Software-as-a-Service (SaaS) solutions are generally available on a monthly fee basis. In such cases, merchants can usually opt to pay a low rate initially before switching to a higher monthly charge when enhanced capacity, performance levels, or additional features are required. With open-source solutions, the costs of installation, maintenance, and expansion can be difficult to calculate and can often turn out to be higher than with SaaS solutions.

DOT: What do you see as important changes in customer expectations and trends in market development?

STEVENSON: In 2017, we are seeing the further influence of the large marketplaces in brokering sales – in fact, new data suggests the marketplaces will account for 40% of online retail by 2020. This means that merchants should have a strategy for leveraging marketplaces while, just as important, developing their own brands and unique value adds.
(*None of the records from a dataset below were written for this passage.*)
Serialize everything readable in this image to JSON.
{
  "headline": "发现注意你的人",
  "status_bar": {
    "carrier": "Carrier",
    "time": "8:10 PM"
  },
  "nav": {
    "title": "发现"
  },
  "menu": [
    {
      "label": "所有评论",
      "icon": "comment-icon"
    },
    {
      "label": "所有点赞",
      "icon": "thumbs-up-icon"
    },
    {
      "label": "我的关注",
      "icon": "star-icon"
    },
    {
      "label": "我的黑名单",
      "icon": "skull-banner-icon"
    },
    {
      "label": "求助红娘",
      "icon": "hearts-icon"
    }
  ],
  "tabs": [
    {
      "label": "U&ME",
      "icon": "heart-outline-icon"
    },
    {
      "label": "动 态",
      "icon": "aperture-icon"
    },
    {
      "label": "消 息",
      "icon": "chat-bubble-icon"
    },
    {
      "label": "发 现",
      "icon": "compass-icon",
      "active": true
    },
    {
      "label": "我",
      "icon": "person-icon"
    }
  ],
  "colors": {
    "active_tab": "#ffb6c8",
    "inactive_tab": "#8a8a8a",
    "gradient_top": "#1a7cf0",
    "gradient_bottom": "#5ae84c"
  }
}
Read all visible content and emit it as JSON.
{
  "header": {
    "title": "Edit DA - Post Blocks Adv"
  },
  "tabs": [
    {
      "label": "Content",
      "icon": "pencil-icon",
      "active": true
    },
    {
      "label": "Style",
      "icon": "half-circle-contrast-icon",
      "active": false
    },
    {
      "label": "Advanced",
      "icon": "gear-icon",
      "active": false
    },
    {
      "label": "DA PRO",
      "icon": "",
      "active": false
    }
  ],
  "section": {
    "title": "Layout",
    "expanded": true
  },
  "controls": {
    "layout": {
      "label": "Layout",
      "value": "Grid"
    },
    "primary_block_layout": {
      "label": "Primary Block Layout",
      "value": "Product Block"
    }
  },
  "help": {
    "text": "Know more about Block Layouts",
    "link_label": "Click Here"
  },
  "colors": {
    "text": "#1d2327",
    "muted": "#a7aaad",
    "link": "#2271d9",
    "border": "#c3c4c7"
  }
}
Mobile traffic has now over-taken desktop, meaning that many e-commerce projects will now have a mobile-first strategy. Regardless of sector or size of retailer, most consumers want flexibility across multiple channels to search, view, and procure goods. Retailers who can offer a seamless online and in-store experience, and joined-up marketing campaigns have won larger growth than online pure-players in recent years.    

Cross-border trading is continuing apace, at around 25% growth per year. To achieve this, however, your site will need to be translated into different languages and, in most cases, set up to work with other currencies. Many modern shop systems provide support for this internationalization process, and it is worth considering at the start of all retail projects, no matter how modest. 

Another important area is the use of story-telling and social selling to provide a compelling reason to buy. Mono brands and niche retailers are also incentivizing shoppers to buy direct in order to reverse commoditization. Engaging content and a celebration for their industry is often a good return on investment. For example, around 75% of UK retailers report that they intend to increase the work they do on social platforms.   

Richard Stevenson is Head of Corporate Communications for cloud-driven online shop software provider ePages.com. He has worked in the web hosting, domain name, and Software-as-a-Service industries for over 14 years, many of which working with SMEs and web pros all over the world to drive awareness and adoption of new web technologies.

Please note: The opinions expressed in Industry Insights published by dotmagazine are the author’s own and do not reflect the view of the publisher, eco – Association of the Internet Industry.